By The Herald Editorial Board
Deadlines are fine things, particularly when consequences provide the incentive to get the work done.
In 2010, the Legislature set such a deadline for itself to resolve the state Supreme Court’s mandate to amply fund K-12 education and end the state’s over-reliance on local school levy dollars. It basically gave itself until the end of the current legislative session to resolve what’s known as the McCleary decision. The disincentive the deadline is tied to will roll back the maximum amount that school districts can receive from local property tax levies to a 24 percent lid from the current 28 percent lid allowed at the end of this school year.
The Legislature may yet get to a resolution this session that satisfies its obligations under McCleary, but there’s no certainty that will happen. Some of the doubt is fueled by a lack of a detailed education funding plan from Republicans. A joint committee was expected to present recommendations at the start of the session, but no report was presented. Instead, Democrats presented their proposals, and Republicans responded with a list of guidelines.
Meanwhile, school districts are approaching the “levy cliff,” the rollback of the levy lid that will reduce school district budgets, statewide, by more than $358 million, $250 million of it from levy revenue. Snohomish County school districts stand to see significant losses to school year budgets, forcing layoffs and other program cuts. The Edmonds School District could lose about $7 million for the 2017-18 school year and a total of $15 million through 2018. The Everett School District, likewise, stands to lose $3.3 million over the current school year and $10.3 million through 2018.

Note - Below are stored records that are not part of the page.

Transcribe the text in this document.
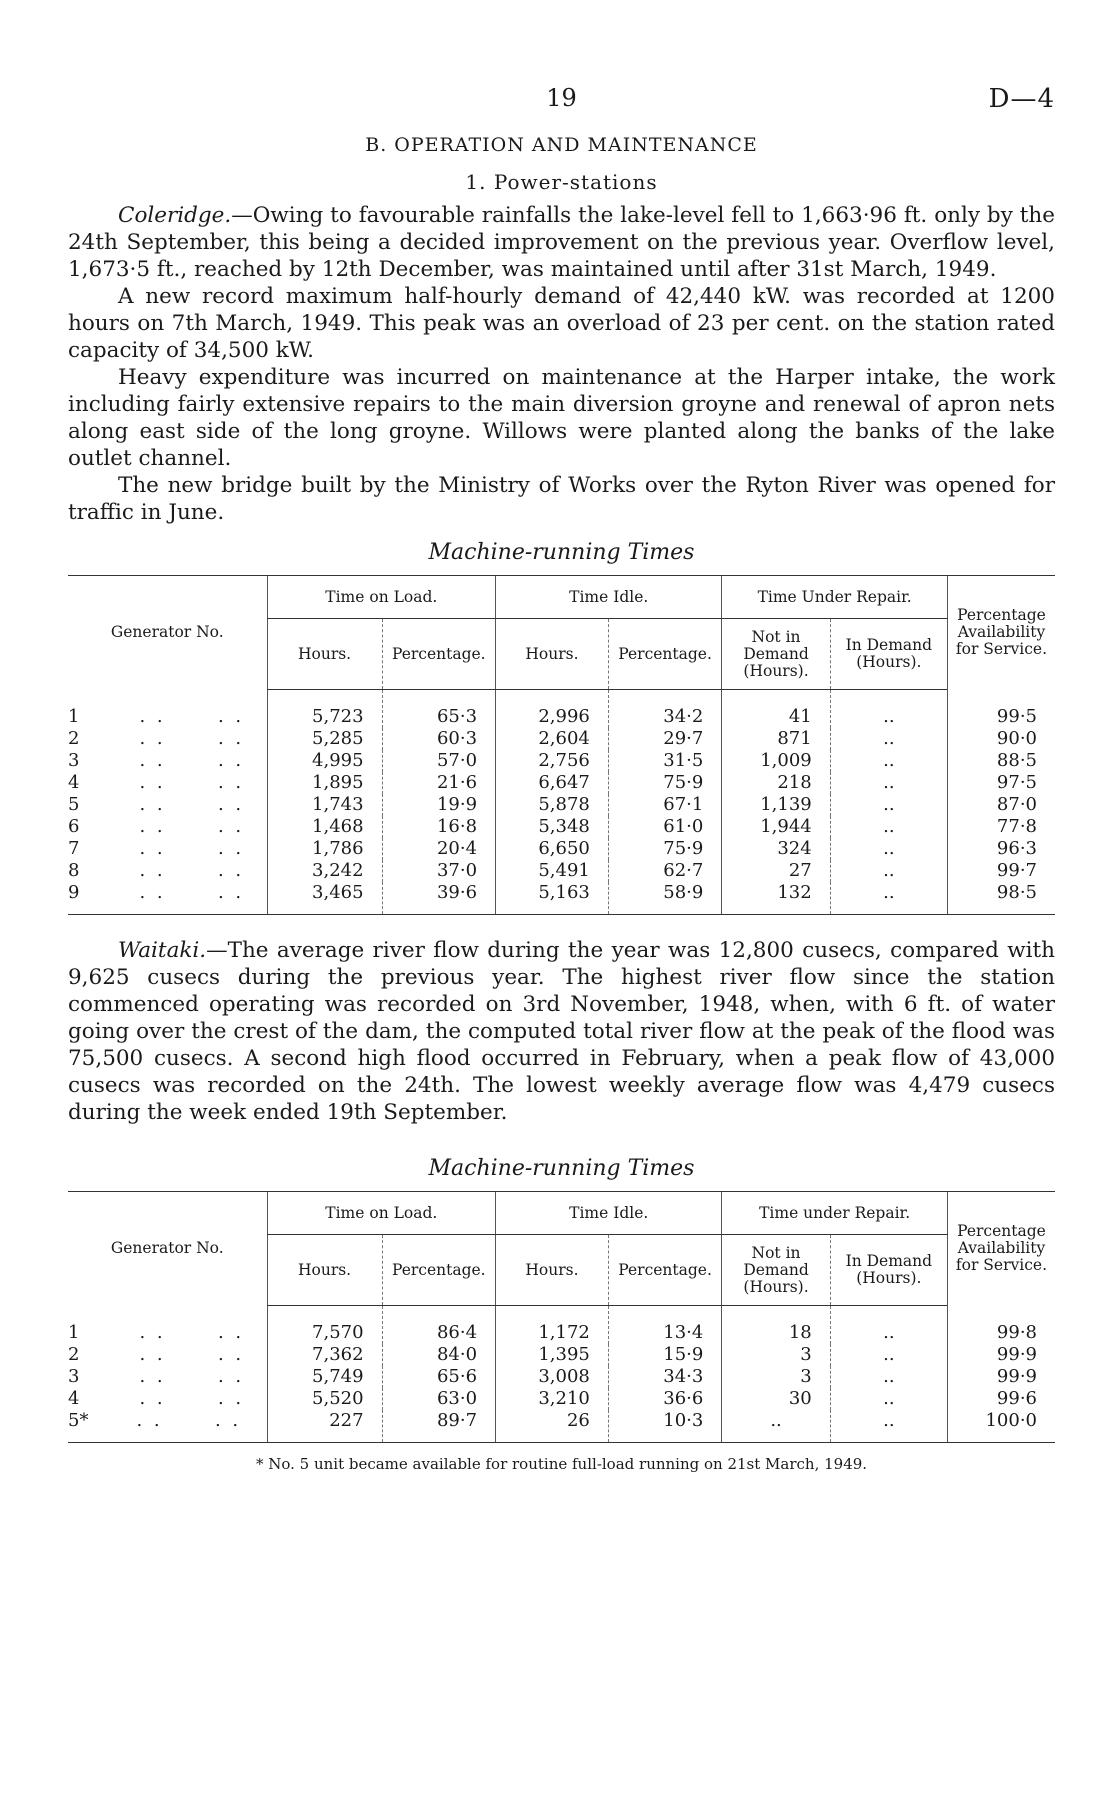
19	D—4
B. OPERATION AND MAINTENANCE
1. Power-stations

Coleridge.—Owing to favourable rainfalls the lake-level fell to 1,663·96 ft. only by the 24th September, this being a decided improvement on the previous year. Overflow level, 1,673·5 ft., reached by 12th December, was maintained until after 31st March, 1949.

A new record maximum half-hourly demand of 42,440 kW. was recorded at 1200 hours on 7th March, 1949. This peak was an overload of 23 per cent. on the station rated capacity of 34,500 kW.

Heavy expenditure was incurred on maintenance at the Harper intake, the work including fairly extensive repairs to the main diversion groyne and renewal of apron nets along east side of the long groyne. Willows were planted along the banks of the lake outlet channel.

The new bridge built by the Ministry of Works over the Ryton River was opened for traffic in June.

Machine-running Times
Generator No.	Time on Load.		Time Idle.		Time Under Repair.		Percentage Availability for Service.
	Hours.	Percentage.	Hours.	Percentage.	Not in Demand (Hours).	In Demand (Hours).	
1 . .      . .	5,723	65·3	2,996	34·2	41	..	99·5
2 . .      . .	5,285	60·3	2,604	29·7	871	..	90·0
3 . .      . .	4,995	57·0	2,756	31·5	1,009	..	88·5
4 . .      . .	1,895	21·6	6,647	75·9	218	..	97·5
5 . .      . .	1,743	19·9	5,878	67·1	1,139	..	87·0
6 . .      . .	1,468	16·8	5,348	61·0	1,944	..	77·8
7 . .      . .	1,786	20·4	6,650	75·9	324	..	96·3
8 . .      . .	3,242	37·0	5,491	62·7	27	..	99·7
9 . .      . .	3,465	39·6	5,163	58·9	132	..	98·5

Waitaki.—The average river flow during the year was 12,800 cusecs, compared with 9,625 cusecs during the previous year. The highest river flow since the station commenced operating was recorded on 3rd November, 1948, when, with 6 ft. of water going over the crest of the dam, the computed total river flow at the peak of the flood was 75,500 cusecs. A second high flood occurred in February, when a peak flow of 43,000 cusecs was recorded on the 24th. The lowest weekly average flow was 4,479 cusecs during the week ended 19th September.

Machine-running Times
Generator No.	Time on Load.		Time Idle.		Time under Repair.		Percentage Availability for Service.
	Hours.	Percentage.	Hours.	Percentage.	Not in Demand (Hours).	In Demand (Hours).	
1 . .      . .	7,570	86·4	1,172	13·4	18	..	99·8
2 . .      . .	7,362	84·0	1,395	15·9	3	..	99·9
3 . .      . .	5,749	65·6	3,008	34·3	3	..	99·9
4 . .      . .	5,520	63·0	3,210	36·6	30	..	99·6
5* . .      . .	227	89·7	26	10·3	..	..	100·0
* No. 5 unit became available for routine full-load running on 21st March, 1949.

House Bill 1059, which would delay the rollback of the levy lid by a year — and ease districts away from the cliff — has already passed the House, 62-35, with 12 Republicans joining Democrats in approval.
Support in the Republican-controlled Senate, and a timely vote, is less certain.
Senate Majority Leader Mark Schoesler, R-Ritzville, in a report Tuesday by The Herald’s Jerry Cornfield, said the House bill could work against the longer-term solution.
“While I can appreciate the House expressing its concern over the levy cliff, making a property tax extension outside of a broader K-12 solution may complicate finding a solution,” Schoesler said in a statement.
Schoesler’s concern is shared by at least one atypical bedfellow. During testimony before a House committee, a spokeswoman for the state’s largest teachers union, the Washington Education Association, supported the bill but said it should be included as part of the larger solution. Early action on the levy cliff bill, the WEA said, could delay a resolution to McCleary this session.
Some lawmakers might see a delay on the levy cliff’s consequences as easing pressure on the Legislature to get a fix in place this session. They shouldn’t, and it’s not likely the Supreme Court will grant lawmakers a deadline extension that easily.
Timely action on the levy cliff bill by the Senate is necessary, in the interests of the school districts and their students.
School districts will soon — if they haven’t already — begin budget preparations for the 2018-19 school year. Uncertainty over funding will require districts to prepare two budgets. And without a pushback from the cliff before this spring, when districts begin making staffing decisions for the next school year, they will be forced to notify teachers and other staff that they could be laid off, an action that does nothing to help schools retain good teachers.
Consequences provide needed incentive to stick to deadlines, but the levy cliff puts those consequences on school districts, teachers and students instead of the lawmakers responsible for meeting the deadline.